The Clerk Writes What he Hears

In my search for my grandmother’s PRAJS ancestry 15 years ago, I wound up purchasing a scan of every single vital registration from every archive in Poland with the surname PRAJS that I found in an index. If I was lucky, there was an LDS film (the images photographed by the Mormon Church in the 1970’s from all the archive documents) or there was a microfiche copy in the Beit Hatfutsot Library or in the CJS (Center for Jewish History Library in NYC). But when I exhausted those resources I had to bank wire funds to the Polish State Archive Branch where the specific books were housed. [Today of course, , JRI-Poland has most of these scans and should be the first-stop resource for anyone doing Polish genealogy research.]

Recently I worked with a researcher who wrote to me that the surname PRASA was in her ancestry, and we discovered that her family was from Dzialoszyce and Pinczow, two of the towns for which I am the JRI-Poland Town Leader and had extracted the records that are in Polish.

There were three birth registrations in Pinczow that I examined in Cyrillic, and discovered that in all, very clearly, the mother’s maiden name spelled PRAJS, not PRASA. Perhaps I found a new cousin! The researcher, however, was adamant that her ancestor’s surname PRASA, and here’s what I found: In the Dzialoszyce records, the same mother was indeed shown with the maiden name PRASA.  So why did the Pinczow clerk write “PRAJS?”
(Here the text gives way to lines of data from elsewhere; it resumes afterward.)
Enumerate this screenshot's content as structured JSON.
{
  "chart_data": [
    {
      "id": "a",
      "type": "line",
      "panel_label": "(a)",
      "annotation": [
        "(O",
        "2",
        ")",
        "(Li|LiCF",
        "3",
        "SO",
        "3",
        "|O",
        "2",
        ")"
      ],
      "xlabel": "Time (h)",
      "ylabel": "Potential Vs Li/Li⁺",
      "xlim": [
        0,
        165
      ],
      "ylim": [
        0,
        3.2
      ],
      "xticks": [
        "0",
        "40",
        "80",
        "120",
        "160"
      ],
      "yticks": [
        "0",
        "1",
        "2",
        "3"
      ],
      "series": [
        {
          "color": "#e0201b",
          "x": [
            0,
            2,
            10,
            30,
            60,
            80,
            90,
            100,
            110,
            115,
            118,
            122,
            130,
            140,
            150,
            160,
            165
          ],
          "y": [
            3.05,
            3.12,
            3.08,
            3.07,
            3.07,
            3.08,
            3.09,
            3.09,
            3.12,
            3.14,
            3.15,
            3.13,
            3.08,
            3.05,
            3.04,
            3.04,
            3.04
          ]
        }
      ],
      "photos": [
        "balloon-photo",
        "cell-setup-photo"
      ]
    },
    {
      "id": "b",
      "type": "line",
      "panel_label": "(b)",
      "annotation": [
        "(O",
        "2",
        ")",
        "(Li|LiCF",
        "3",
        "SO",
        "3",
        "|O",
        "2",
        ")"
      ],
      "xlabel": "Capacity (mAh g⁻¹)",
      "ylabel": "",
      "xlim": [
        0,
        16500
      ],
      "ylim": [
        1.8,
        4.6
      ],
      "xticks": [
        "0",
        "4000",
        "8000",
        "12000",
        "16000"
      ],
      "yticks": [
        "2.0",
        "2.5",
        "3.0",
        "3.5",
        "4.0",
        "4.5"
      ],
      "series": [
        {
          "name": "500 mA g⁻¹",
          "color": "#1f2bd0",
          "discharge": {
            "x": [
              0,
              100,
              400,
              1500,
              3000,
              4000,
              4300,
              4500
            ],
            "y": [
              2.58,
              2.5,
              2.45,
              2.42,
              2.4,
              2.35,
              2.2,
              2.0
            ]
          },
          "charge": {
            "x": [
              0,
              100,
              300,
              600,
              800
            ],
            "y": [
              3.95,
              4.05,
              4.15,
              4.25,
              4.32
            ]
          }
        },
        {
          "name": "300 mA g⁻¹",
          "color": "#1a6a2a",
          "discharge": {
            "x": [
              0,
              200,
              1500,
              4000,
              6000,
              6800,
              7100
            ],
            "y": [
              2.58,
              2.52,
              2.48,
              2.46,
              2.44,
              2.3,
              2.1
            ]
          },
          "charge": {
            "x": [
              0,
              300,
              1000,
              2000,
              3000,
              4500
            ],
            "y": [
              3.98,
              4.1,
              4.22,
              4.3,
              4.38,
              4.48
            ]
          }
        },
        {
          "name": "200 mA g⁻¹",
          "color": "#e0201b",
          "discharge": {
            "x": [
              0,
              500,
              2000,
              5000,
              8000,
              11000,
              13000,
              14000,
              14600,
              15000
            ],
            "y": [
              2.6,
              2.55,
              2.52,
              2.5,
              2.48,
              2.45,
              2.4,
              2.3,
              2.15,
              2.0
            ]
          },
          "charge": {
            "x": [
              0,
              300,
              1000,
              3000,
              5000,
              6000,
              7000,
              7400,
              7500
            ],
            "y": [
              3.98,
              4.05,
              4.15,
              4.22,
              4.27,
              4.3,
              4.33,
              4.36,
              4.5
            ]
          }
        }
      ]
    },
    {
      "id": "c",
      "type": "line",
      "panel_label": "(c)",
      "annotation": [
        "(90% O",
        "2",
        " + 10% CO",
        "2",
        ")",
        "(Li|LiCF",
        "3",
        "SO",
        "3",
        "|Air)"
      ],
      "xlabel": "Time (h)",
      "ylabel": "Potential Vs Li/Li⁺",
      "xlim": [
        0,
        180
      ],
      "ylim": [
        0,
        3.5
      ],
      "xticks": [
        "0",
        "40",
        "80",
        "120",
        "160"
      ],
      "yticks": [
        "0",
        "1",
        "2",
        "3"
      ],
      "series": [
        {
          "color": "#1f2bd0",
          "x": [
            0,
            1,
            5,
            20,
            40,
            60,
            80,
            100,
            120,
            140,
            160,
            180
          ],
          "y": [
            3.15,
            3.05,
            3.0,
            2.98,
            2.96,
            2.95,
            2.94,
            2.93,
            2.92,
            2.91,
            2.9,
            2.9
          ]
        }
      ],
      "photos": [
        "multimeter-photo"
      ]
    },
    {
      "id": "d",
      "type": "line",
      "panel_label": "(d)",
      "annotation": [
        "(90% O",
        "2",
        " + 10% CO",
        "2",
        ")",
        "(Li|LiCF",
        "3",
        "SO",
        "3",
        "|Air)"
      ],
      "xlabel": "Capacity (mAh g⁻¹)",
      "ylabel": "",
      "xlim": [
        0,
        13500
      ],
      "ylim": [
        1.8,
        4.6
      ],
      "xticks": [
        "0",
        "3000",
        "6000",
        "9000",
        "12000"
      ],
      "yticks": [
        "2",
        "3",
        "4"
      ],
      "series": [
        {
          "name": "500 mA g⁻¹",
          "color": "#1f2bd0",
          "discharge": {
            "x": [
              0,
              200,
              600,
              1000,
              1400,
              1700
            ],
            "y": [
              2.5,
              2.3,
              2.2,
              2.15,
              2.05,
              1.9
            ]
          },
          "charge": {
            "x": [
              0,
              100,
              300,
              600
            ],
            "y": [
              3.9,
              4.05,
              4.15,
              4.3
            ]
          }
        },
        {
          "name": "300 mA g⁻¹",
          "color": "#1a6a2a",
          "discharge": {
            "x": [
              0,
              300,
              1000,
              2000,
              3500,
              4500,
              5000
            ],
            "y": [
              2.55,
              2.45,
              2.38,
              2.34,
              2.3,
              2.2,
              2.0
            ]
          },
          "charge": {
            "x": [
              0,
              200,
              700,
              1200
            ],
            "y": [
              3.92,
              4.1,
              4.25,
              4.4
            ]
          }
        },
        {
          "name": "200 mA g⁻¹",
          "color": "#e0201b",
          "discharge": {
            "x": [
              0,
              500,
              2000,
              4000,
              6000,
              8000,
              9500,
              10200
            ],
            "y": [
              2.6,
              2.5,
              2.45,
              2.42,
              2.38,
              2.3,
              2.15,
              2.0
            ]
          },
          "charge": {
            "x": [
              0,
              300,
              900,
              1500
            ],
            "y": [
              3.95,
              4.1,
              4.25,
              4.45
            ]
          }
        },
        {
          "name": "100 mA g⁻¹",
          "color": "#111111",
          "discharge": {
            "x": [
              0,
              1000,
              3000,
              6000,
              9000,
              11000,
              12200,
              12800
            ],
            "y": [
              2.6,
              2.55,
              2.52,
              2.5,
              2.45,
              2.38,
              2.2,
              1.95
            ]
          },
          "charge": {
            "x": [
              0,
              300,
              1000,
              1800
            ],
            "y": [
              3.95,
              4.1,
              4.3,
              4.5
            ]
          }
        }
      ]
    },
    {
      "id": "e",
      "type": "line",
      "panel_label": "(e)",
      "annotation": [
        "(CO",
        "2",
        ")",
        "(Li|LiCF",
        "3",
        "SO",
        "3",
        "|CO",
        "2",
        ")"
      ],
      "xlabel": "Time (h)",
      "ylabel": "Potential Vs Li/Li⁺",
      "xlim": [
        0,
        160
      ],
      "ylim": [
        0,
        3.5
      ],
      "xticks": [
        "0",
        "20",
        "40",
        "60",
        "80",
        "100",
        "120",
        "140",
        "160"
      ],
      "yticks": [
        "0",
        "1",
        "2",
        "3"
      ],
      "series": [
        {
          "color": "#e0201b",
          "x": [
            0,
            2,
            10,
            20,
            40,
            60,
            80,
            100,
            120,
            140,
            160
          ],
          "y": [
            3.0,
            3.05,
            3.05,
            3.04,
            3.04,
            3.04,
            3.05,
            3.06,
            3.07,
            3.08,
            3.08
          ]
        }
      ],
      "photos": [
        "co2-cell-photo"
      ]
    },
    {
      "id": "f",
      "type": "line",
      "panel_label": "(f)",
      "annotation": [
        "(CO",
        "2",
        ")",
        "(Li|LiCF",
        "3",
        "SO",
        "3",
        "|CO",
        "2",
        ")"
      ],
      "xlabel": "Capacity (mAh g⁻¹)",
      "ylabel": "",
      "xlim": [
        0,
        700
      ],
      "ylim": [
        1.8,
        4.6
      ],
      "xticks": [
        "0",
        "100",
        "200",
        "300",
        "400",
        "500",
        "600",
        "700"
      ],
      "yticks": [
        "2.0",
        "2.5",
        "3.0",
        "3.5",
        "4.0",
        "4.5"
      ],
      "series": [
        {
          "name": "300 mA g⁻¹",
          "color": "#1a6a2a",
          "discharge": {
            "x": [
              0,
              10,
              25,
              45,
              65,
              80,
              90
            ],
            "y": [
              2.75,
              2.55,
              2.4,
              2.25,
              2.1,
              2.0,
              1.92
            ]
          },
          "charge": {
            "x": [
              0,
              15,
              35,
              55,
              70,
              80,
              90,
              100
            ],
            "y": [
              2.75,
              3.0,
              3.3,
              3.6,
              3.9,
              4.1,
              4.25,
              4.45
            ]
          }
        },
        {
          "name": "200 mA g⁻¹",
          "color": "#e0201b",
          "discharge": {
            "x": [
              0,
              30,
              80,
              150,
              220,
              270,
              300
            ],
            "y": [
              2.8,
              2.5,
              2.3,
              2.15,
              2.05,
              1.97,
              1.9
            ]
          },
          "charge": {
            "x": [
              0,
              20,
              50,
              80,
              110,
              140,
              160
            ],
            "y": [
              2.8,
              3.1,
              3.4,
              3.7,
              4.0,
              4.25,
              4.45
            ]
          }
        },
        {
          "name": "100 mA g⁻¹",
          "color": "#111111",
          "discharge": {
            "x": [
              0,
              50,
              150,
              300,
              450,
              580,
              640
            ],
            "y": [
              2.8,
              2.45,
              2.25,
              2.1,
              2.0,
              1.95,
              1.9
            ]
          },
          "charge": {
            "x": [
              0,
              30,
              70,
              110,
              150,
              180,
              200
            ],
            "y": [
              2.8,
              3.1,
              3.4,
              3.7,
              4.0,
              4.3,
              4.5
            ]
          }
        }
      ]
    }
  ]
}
The PRASA were an indigenous Dzialoszyce Clan and appear in the Dzialoszyce Book of Permanent Residents. There were PRAJS in Dzialoszyce as well, but they were permanent residents of Wislica. In Pinczow, the surname PRAJS was common, but there isn’t a single family with the surname PRASA appearing in 100 years of records from that town. There are many PRAJS (who settled early in Pinczow but migrated from Wislica). So the Pinczow clerk was very familiar only the surname “PRAJS” and that’s what he heard when these birth testimonies were given and that’s what he wrote.

This is how the name PRASA is spelled in Russian, taken from a Dzialoszyce birth registration.
This is how the name PRAJS is spelled in Russian, taken from a Pinczów birth registration.

Spelling is Irrelevant (in Polish Archive records)

Polish clerks were often very creative in their spelling of names – both given names and surnames. It wasn’t really their fault; the mother tongue of many Jews living in Poland was Yiddish, and while they might have spoken the local language, few probably wrote it.

This helped my personal research in realizing that my grandmother’s maiden name was spelled in Polish in varied ways at various times. The same couple might have had children’s births or marriages or deaths written as “PRAJS” or “PREIS” or “PRAIS.” But in Hebrew, it was more consistent, usually with two “yuds” and sometimes with one.

My fifth cousin Dana Preis and I first made contact several years ago. He recounted the incredible story of our connection: SEARCHING FOR PREIS AND FINDING PRAJS.

We knew by dint of the town of origin that we had to be from the same family – but how? Two resources locked the pieces into place: the YadVashem site with its database of Shoah victims’ names, and JRI-Poland, the organization that extracts into English the vital details of Jewish vital records and enables searching these details. A Yad Vashem database search found testimonies for Dana’s father Zelig’s father and Zelig’s aunts and uncles, submitted by Dana’s grandfather’s first cousin. With the assistance of JRI-Poland, we found the vital records (housed in the Polish State Archives Civil Records Office) with birth registrations of Zelig and his siblings, confirming their parentage.

While Zelig’s father’s cousin was no longer alive, her children lived in Israel – Zelig’s second cousins. What I found extraordinary, and bit surreal, is that Dana and his newly discovered cousin both had a daughter born on the exact same day of the exact year.